Frederick Schauer earns Oxford appointment
KSG professor will be 66th holder of George Eastman professorship
Frederick Schauer, Frank Stanton Professor of the First Amendment at the Kennedy School of Government (KSG), has been appointed George Eastman Professor at the University of Oxford for the 2007-08 academic year. Schauer will be the 66th holder of the chair, which was created in 1929 by an endowment from George Eastman, founder of the Eastman Kodak Company, to allow “American scholars of the highest distinction” to teach at the university on a visiting basis.
Schauer is a leading American philosopher of law and a political theorist with a research focus on freedom of speech and press, constitutional law, and the philosophical dimensions of law and rules. While at Oxford, he will be a fellow of Balliol College, as well as holding the Eastman Professorship.
“I am deeply honored by my selection to this distinguished chair,” Schauer said. “During my year in England, I intend to teach and write about freedom of speech and press, constitutionalism, human rights, legal development, and legal reasoning, and to take full advantage of a vibrant and exciting community of academics working on topics very close to my own interests.”
Schauer was appointed to the KSG faculty in 1990 and is affiliated with the Shorenstein Center on the Press, Politics and Public Policy. He served as academic dean from 1997 to 2002 and as acting dean in 2001. Formerly professor of law at the University of Michigan, Schauer regularly teaches at Harvard Law School in addition to KSG. In addition, he has been the Ewald Distinguished Visiting Professor of Law at the University of Virginia and is serving this fall as the Fischel-Neil Distinguished Visiting Professor of Law at the University of Chicago.
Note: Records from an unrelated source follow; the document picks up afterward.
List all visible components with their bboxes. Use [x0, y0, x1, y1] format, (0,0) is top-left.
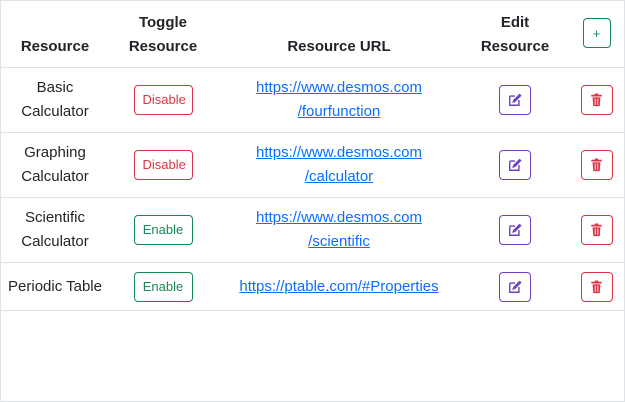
- resource-name: Periodic Table: [1, 262, 109, 311]
- edit-icon: [508, 158, 522, 172]
- resource-url-link[interactable]: https://www.desmos.com/fourfunction: [256, 79, 422, 120]
- edit-icon: [508, 223, 522, 237]
- resource-url-cell: https://www.desmos.com/calculator: [217, 132, 461, 198]
- toggle-cell: Enable: [109, 262, 217, 311]
- table-header-row: Resource Toggle Resource Resource URL Edi…: [1, 1, 624, 68]
- edit-cell: [461, 132, 569, 198]
- delete-resource-button[interactable]: [580, 85, 613, 115]
- resources-panel: Resource Toggle Resource Resource URL Edi…: [0, 0, 625, 402]
- header-add-cell: +: [569, 1, 624, 68]
- resource-name: Basic Calculator: [1, 67, 109, 133]
- delete-cell: [569, 67, 624, 133]
- delete-cell: [569, 197, 624, 263]
- delete-cell: [569, 132, 624, 198]
- resource-url-cell: https://ptable.com/#Properties: [217, 262, 461, 311]
- resource-url-link[interactable]: https://www.desmos.com/calculator: [256, 144, 422, 185]
- edit-resource-button[interactable]: [499, 150, 531, 180]
- edit-icon: [508, 280, 522, 294]
- edit-resource-button[interactable]: [499, 271, 531, 302]
- toggle-enable-button[interactable]: Enable: [133, 271, 193, 302]
- table-row: Basic Calculator Disable https://www.desmos…: [1, 67, 624, 133]
- delete-resource-button[interactable]: [580, 271, 613, 302]
- delete-resource-button[interactable]: [580, 215, 613, 245]
- resource-url-link[interactable]: https://ptable.com/#Properties: [239, 278, 438, 295]
- header-toggle-resource: Toggle Resource: [109, 1, 217, 68]
- table-row: Periodic Table Enable https://ptable.com/#…: [1, 262, 624, 311]
- resources-table: Resource Toggle Resource Resource URL Edi…: [1, 1, 624, 311]
- delete-resource-button[interactable]: [580, 150, 613, 180]
- edit-cell: [461, 197, 569, 263]
- header-resource-url: Resource URL: [217, 1, 461, 68]
- trash-icon: [590, 279, 603, 294]
- header-edit-resource: Edit Resource: [461, 1, 569, 68]
- edit-cell: [461, 262, 569, 311]
- edit-cell: [461, 67, 569, 133]
- edit-resource-button[interactable]: [499, 85, 531, 115]
- delete-cell: [569, 262, 624, 311]
- resource-name: Scientific Calculator: [1, 197, 109, 263]
- toggle-disable-button[interactable]: Disable: [133, 85, 193, 115]
- trash-icon: [590, 93, 603, 107]
- toggle-disable-button[interactable]: Disable: [133, 150, 193, 180]
- resource-name: Graphing Calculator: [1, 132, 109, 198]
- toggle-cell: Enable: [109, 197, 217, 263]
- table-row: Graphing Calculator Disable https://www.des…: [1, 132, 624, 198]
- trash-icon: [590, 158, 603, 172]
- toggle-cell: Disable: [109, 67, 217, 133]
- header-resource: Resource: [1, 1, 109, 68]
- toggle-cell: Disable: [109, 132, 217, 198]
- resource-url-cell: https://www.desmos.com/scientific: [217, 197, 461, 263]
- toggle-enable-button[interactable]: Enable: [133, 215, 193, 245]
- resource-url-cell: https://www.desmos.com/fourfunction: [217, 67, 461, 133]
- edit-resource-button[interactable]: [499, 215, 531, 245]
- resource-url-link[interactable]: https://www.desmos.com/scientific: [256, 209, 422, 250]
- add-resource-button[interactable]: +: [582, 18, 611, 48]
- edit-icon: [508, 93, 522, 107]
- table-row: Scientific Calculator Enable https://www.de…: [1, 197, 624, 263]
- trash-icon: [590, 223, 603, 237]
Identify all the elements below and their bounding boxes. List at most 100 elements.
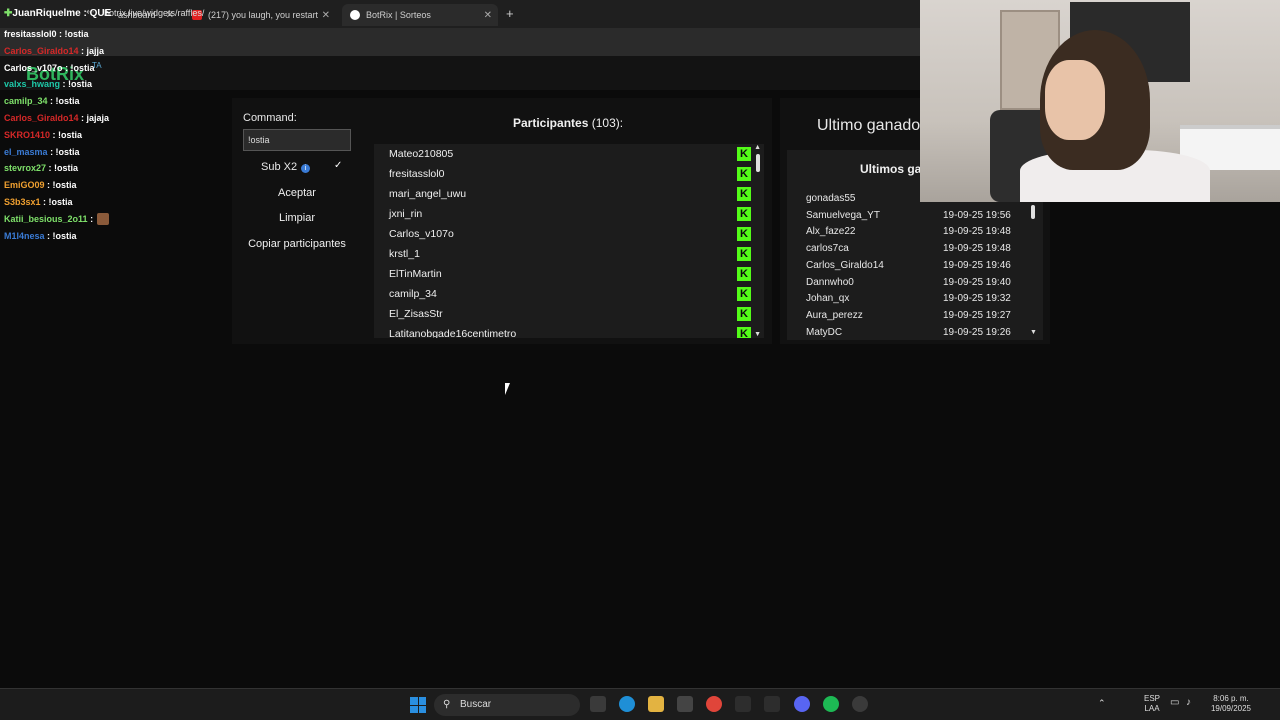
winner-name: Dannwho0 xyxy=(806,276,854,288)
taskbar-search[interactable]: ⚲ Buscar xyxy=(434,694,580,716)
scroll-down-icon[interactable]: ▼ xyxy=(754,331,761,338)
tab-label: BotRix | Sorteos xyxy=(366,10,431,20)
info-icon[interactable]: i xyxy=(301,164,311,173)
chrome-icon[interactable] xyxy=(706,696,722,712)
chat-text: : !ostia xyxy=(50,96,80,107)
network-icon[interactable]: ▭ xyxy=(1170,698,1179,708)
discord-icon[interactable] xyxy=(794,696,810,712)
participant-name: Mateo210805 xyxy=(389,148,454,160)
participant-row[interactable]: mari_angel_uwu K xyxy=(389,184,751,204)
obs-icon[interactable] xyxy=(852,696,868,712)
participant-row[interactable]: ElTinMartin K xyxy=(389,264,751,284)
mouse-cursor-icon xyxy=(505,383,515,395)
accept-button[interactable]: Aceptar xyxy=(243,183,351,203)
chat-username: camilp_34 xyxy=(4,96,48,107)
chat-message: el_masma : !ostia xyxy=(4,144,204,161)
participant-row[interactable]: Mateo210805 K xyxy=(389,144,751,164)
audio-app-icon[interactable] xyxy=(735,696,751,712)
chat-text: : !ostia xyxy=(62,79,93,90)
winner-row: Carlos_Giraldo14 19-09-25 19:46 xyxy=(806,257,1026,274)
chat-text: : jajaja xyxy=(81,112,110,123)
chat-message: camilp_34 : !ostia xyxy=(4,93,204,110)
participant-name: camilp_34 xyxy=(389,288,437,300)
scroll-up-icon[interactable]: ▲ xyxy=(754,144,761,151)
search-icon: ⚲ xyxy=(443,699,451,710)
capcut-icon[interactable] xyxy=(764,696,780,712)
language-indicator[interactable]: ESP LAA xyxy=(1142,694,1162,714)
chat-username: valxs_hwang xyxy=(4,79,61,90)
scrollbar[interactable] xyxy=(756,154,760,172)
webcam-person-face xyxy=(1045,60,1105,140)
clear-button[interactable]: Limpiar xyxy=(243,208,351,228)
participant-row[interactable]: camilp_34 K xyxy=(389,284,751,304)
new-tab-icon[interactable]: + xyxy=(506,6,514,21)
chat-username: EmiGO09 xyxy=(4,180,45,191)
scroll-down-icon[interactable]: ▼ xyxy=(1030,329,1037,336)
winner-row: Alx_faze22 19-09-25 19:48 xyxy=(806,223,1026,240)
copy-participants-button[interactable]: Copiar participantes xyxy=(243,234,351,254)
winner-name: carlos7ca xyxy=(806,243,849,255)
participant-name: El_ZisasStr xyxy=(389,308,443,320)
chat-username: Katii_besious_2o11 xyxy=(4,213,88,224)
winner-name: Aura_perezz xyxy=(806,309,863,321)
file-explorer-icon[interactable] xyxy=(648,696,664,712)
chat-message: Carlos_Giraldo14 : jajja xyxy=(4,43,204,60)
chat-username: Carlos_Giraldo14 xyxy=(4,45,79,56)
participant-row[interactable]: El_ZisasStr K xyxy=(389,304,751,324)
winner-date: 19-09-25 19:40 xyxy=(943,276,1011,288)
participant-row[interactable]: Carlos_v107o K xyxy=(389,224,751,244)
chat-message: Katii_besious_2o11 : xyxy=(4,211,204,228)
participant-name: fresitasslol0 xyxy=(389,168,445,180)
chat-text: : !ostia xyxy=(47,230,77,241)
chat-message: fresitasslol0 : !ostia xyxy=(4,26,204,43)
clock[interactable]: 8:06 p. m. 19/09/2025 xyxy=(1204,694,1258,714)
winner-date: 19-09-25 19:46 xyxy=(943,259,1011,271)
volume-icon[interactable]: ♪ xyxy=(1186,698,1191,708)
winner-name: Johan_qx xyxy=(806,293,850,305)
command-input[interactable] xyxy=(243,129,351,151)
kick-icon: K xyxy=(737,267,751,281)
tab-botrix[interactable]: BotRix | Sorteos ✕ xyxy=(342,4,498,26)
task-view-icon[interactable] xyxy=(590,696,606,712)
tray-chevron-icon[interactable]: ⌃ xyxy=(1098,698,1106,708)
winner-date: 19-09-25 19:32 xyxy=(943,293,1011,305)
spotify-icon[interactable] xyxy=(823,696,839,712)
chat-username: S3b3sx1 xyxy=(4,196,41,207)
participant-name: krstl_1 xyxy=(389,248,420,260)
winner-date: 19-09-25 19:26 xyxy=(943,326,1011,338)
winners-list-title: Ultimos ga xyxy=(860,162,922,176)
close-icon[interactable]: ✕ xyxy=(322,10,330,21)
kick-icon: K xyxy=(737,187,751,201)
participant-row[interactable]: jxni_rin K xyxy=(389,204,751,224)
kick-icon: K xyxy=(737,147,751,161)
chat-text: : !ostia xyxy=(65,62,95,73)
close-icon[interactable]: ✕ xyxy=(484,10,492,21)
sub-x2-option[interactable]: Sub X2 i xyxy=(261,161,311,173)
participant-row[interactable]: Latitanobgade16centimetro K xyxy=(389,324,751,338)
chat-message: valxs_hwang : !ostia xyxy=(4,76,204,93)
tab-youtube[interactable]: (217) you laugh, you restart - Yo ✕ xyxy=(184,4,336,26)
chat-text: : !ostia xyxy=(50,146,80,157)
participant-row[interactable]: fresitasslol0 K xyxy=(389,164,751,184)
winner-row: Aura_perezz 19-09-25 19:27 xyxy=(806,307,1026,324)
sub-x2-checkbox[interactable]: ✓ xyxy=(334,160,342,171)
winner-date: 19-09-25 19:56 xyxy=(943,209,1011,221)
chat-username: SKRO1410 xyxy=(4,129,51,140)
chat-message: S3b3sx1 : !ostia xyxy=(4,194,204,211)
kick-icon: K xyxy=(737,247,751,261)
participant-row[interactable]: krstl_1 K xyxy=(389,244,751,264)
chat-text: : !ostia xyxy=(59,29,89,39)
windows-start-icon[interactable] xyxy=(410,697,426,713)
winner-date: 19-09-25 19:27 xyxy=(943,309,1011,321)
chat-message: Carlos_v107o : !ostia xyxy=(4,60,204,77)
scrollbar[interactable] xyxy=(1031,205,1035,219)
store-icon[interactable] xyxy=(677,696,693,712)
participant-name: Carlos_v107o xyxy=(389,228,454,240)
kick-icon: K xyxy=(737,307,751,321)
edge-icon[interactable] xyxy=(619,696,635,712)
url-field[interactable]: botrix.live/widgets/raffles/ xyxy=(104,8,204,18)
chat-username: el_masma xyxy=(4,146,48,157)
participants-list[interactable]: ▲ ▼ Mateo210805 Kfresitasslol0 Kmari_angel… xyxy=(374,144,764,338)
taskbar xyxy=(0,688,1280,720)
winner-row: Dannwho0 19-09-25 19:40 xyxy=(806,274,1026,291)
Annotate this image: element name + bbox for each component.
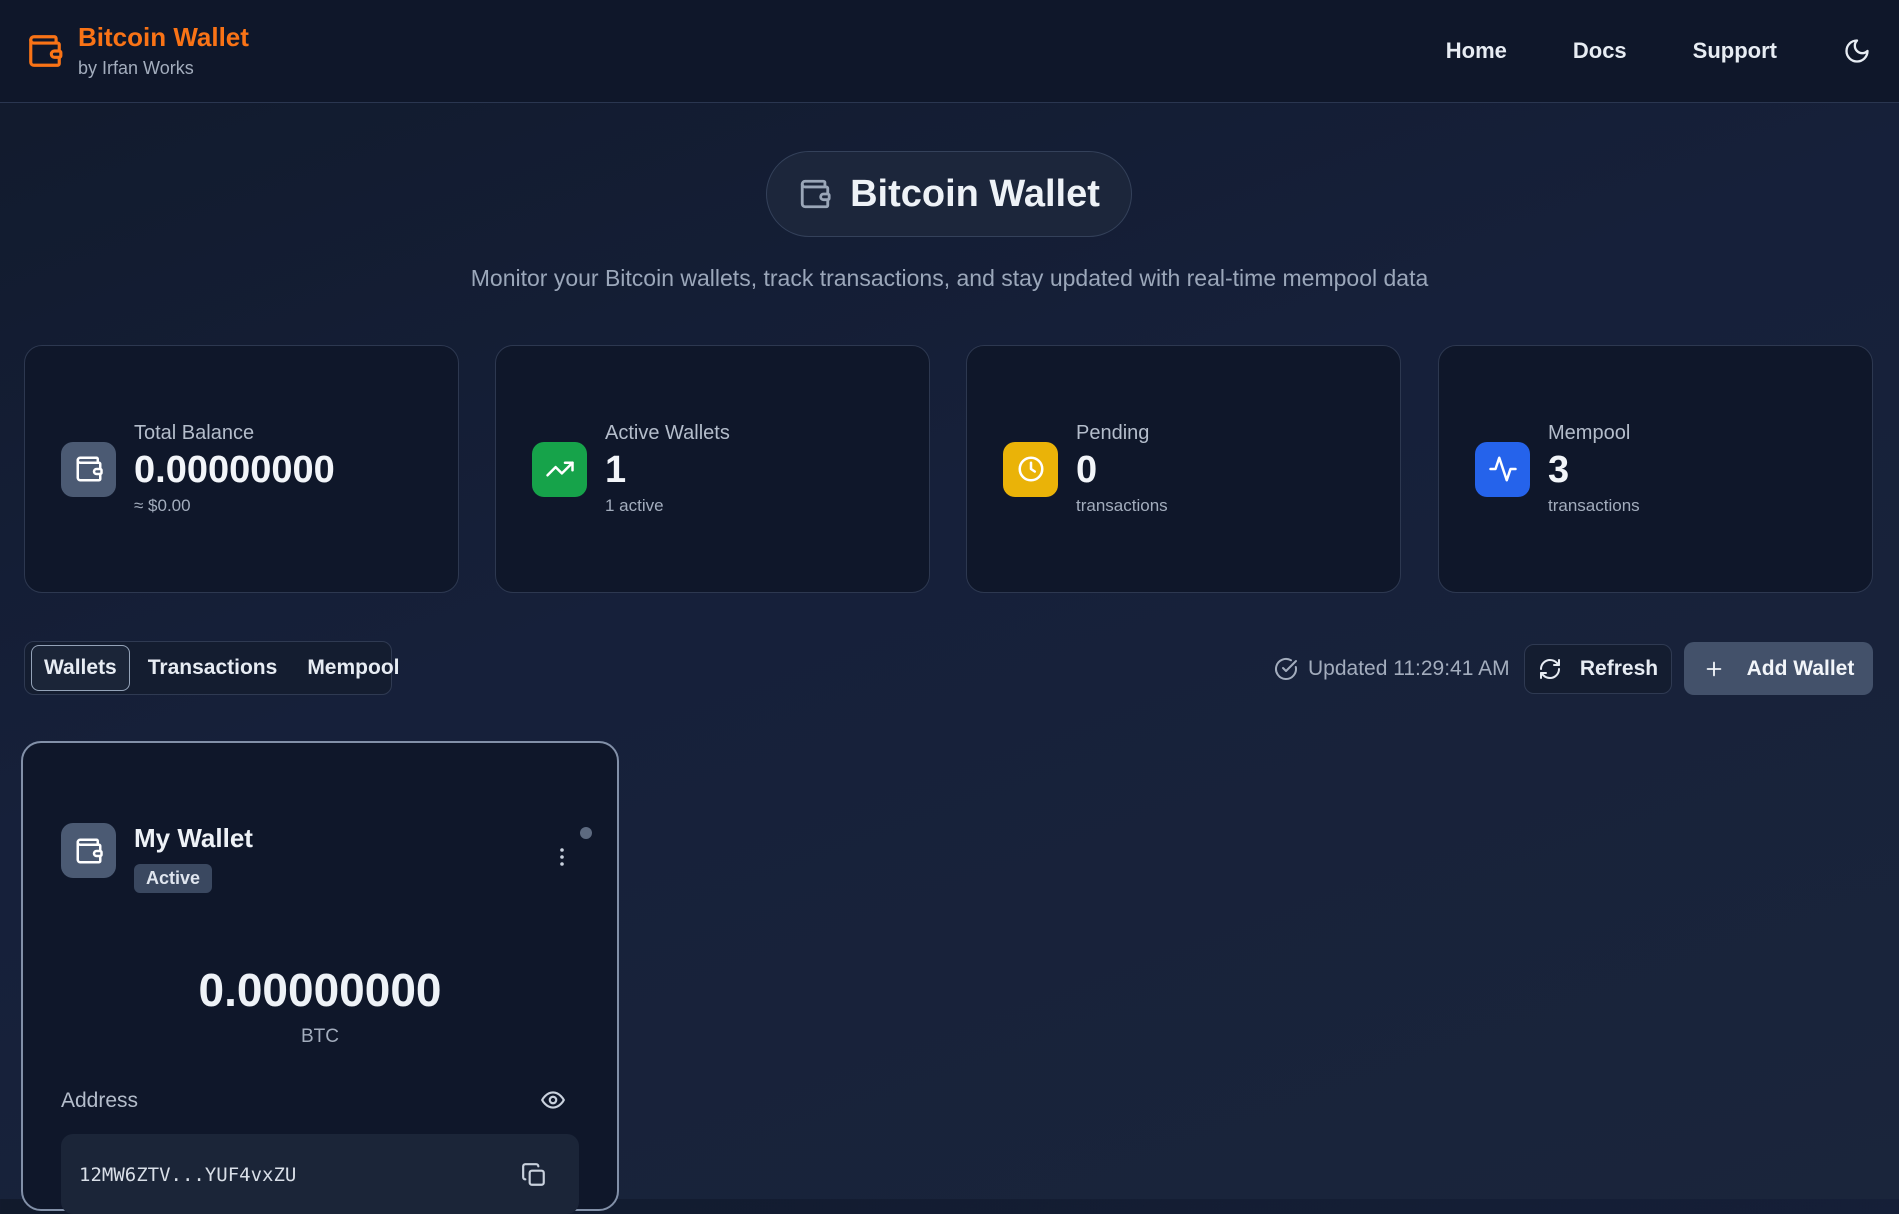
- hero-subtitle: Monitor your Bitcoin wallets, track tran…: [470, 265, 1429, 291]
- stat-value: 3: [1548, 449, 1570, 491]
- clock-icon: [1003, 441, 1058, 497]
- last-updated: Updated 11:29:41 AM: [1274, 652, 1510, 686]
- wallet-unit: BTC: [301, 1026, 339, 1047]
- wallet-card[interactable]: My Wallet Active 0.00000000 BTC Address …: [21, 741, 619, 1214]
- status-dot: [580, 827, 592, 839]
- stat-label: Total Balance: [134, 422, 255, 444]
- wallet-balance: 0.00000000: [198, 964, 442, 1016]
- wallet-icon: [61, 441, 116, 497]
- moon-icon[interactable]: [1843, 37, 1871, 65]
- wallet-icon: [800, 179, 831, 209]
- view-tabs: Wallets Transactions Mempool: [24, 641, 399, 695]
- copy-icon[interactable]: [521, 1162, 547, 1188]
- wallet-icon: [61, 823, 116, 878]
- refresh-label: Refresh: [1579, 657, 1659, 680]
- hero-title-pill: Bitcoin Wallet: [766, 151, 1132, 237]
- tab-wallets[interactable]: Wallets: [31, 645, 130, 691]
- nav-support-link[interactable]: Support: [1693, 38, 1777, 64]
- plus-icon: [1706, 661, 1721, 676]
- wallet-name: My Wallet: [134, 823, 253, 853]
- wallet-address: 12MW6ZTV...YUF4vxZU: [79, 1164, 297, 1186]
- wallet-icon: [29, 35, 63, 67]
- brand[interactable]: Bitcoin Wallet by Irfan Works: [26, 23, 249, 79]
- last-updated-text: Updated 11:29:41 AM: [1308, 657, 1510, 680]
- main-nav: Home Docs Support: [1446, 37, 1871, 65]
- stat-card-pending: Pending 0 transactions: [966, 345, 1401, 593]
- stat-sub: transactions: [1076, 496, 1168, 515]
- stat-sub: 1 active: [605, 496, 664, 515]
- stat-card-mempool: Mempool 3 transactions: [1438, 345, 1873, 593]
- status-badge: Active: [134, 864, 213, 893]
- stat-label: Pending: [1076, 422, 1150, 444]
- wallet-header: My Wallet Active: [61, 823, 253, 893]
- eye-icon[interactable]: [540, 1087, 566, 1113]
- stat-card-active-wallets: Active Wallets 1 1 active: [495, 345, 930, 593]
- stat-sub: ≈ $0.00: [134, 496, 191, 515]
- add-wallet-button[interactable]: Add Wallet: [1684, 642, 1873, 695]
- stat-value: 1: [605, 449, 627, 491]
- trending-up-icon: [532, 441, 587, 497]
- nav-home-link[interactable]: Home: [1446, 38, 1507, 64]
- brand-subtitle: by Irfan Works: [78, 57, 194, 78]
- stat-sub: transactions: [1548, 496, 1640, 515]
- address-label: Address: [61, 1089, 139, 1112]
- check-circle-icon: [1275, 657, 1297, 680]
- refresh-icon: [1539, 659, 1560, 679]
- stat-value: 0.00000000: [134, 449, 335, 491]
- refresh-button[interactable]: Refresh: [1524, 644, 1672, 694]
- activity-icon: [1475, 441, 1530, 497]
- hero-title: Bitcoin Wallet: [850, 172, 1100, 215]
- more-vertical-icon[interactable]: [550, 843, 574, 871]
- brand-title: Bitcoin Wallet: [78, 22, 249, 53]
- add-wallet-label: Add Wallet: [1746, 656, 1855, 680]
- stat-value: 0: [1076, 449, 1098, 491]
- tab-mempool[interactable]: Mempool: [295, 646, 411, 690]
- address-box: 12MW6ZTV...YUF4vxZU: [61, 1134, 579, 1214]
- top-navbar: Bitcoin Wallet by Irfan Works Home Docs …: [0, 0, 1899, 103]
- stat-label: Active Wallets: [605, 422, 730, 444]
- nav-docs-link[interactable]: Docs: [1573, 38, 1627, 64]
- stat-card-total-balance: Total Balance 0.00000000 ≈ $0.00: [24, 345, 459, 593]
- tab-transactions[interactable]: Transactions: [136, 646, 290, 690]
- stat-label: Mempool: [1548, 422, 1631, 444]
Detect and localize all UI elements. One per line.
Schauer is the author of numerous books and more than 200 articles on constitutional law and legal theory, including “Profiles, Probabilities, and Stereotypes”; “Playing By the Rules”; “Free Speech: A Philosophical Enquiry”; and “The Law of Obscenity.”
Among the previous 65 Eastman professors are 13 Nobel Prize winners, including economist Robert Solow and chemist Linus Pauling. Schauer will be only the third lawyer to hold the chair, the previous two having been former U.S. Supreme Court Justice Felix Frankfurter and Eugene Rostow, former dean of Yale Law School.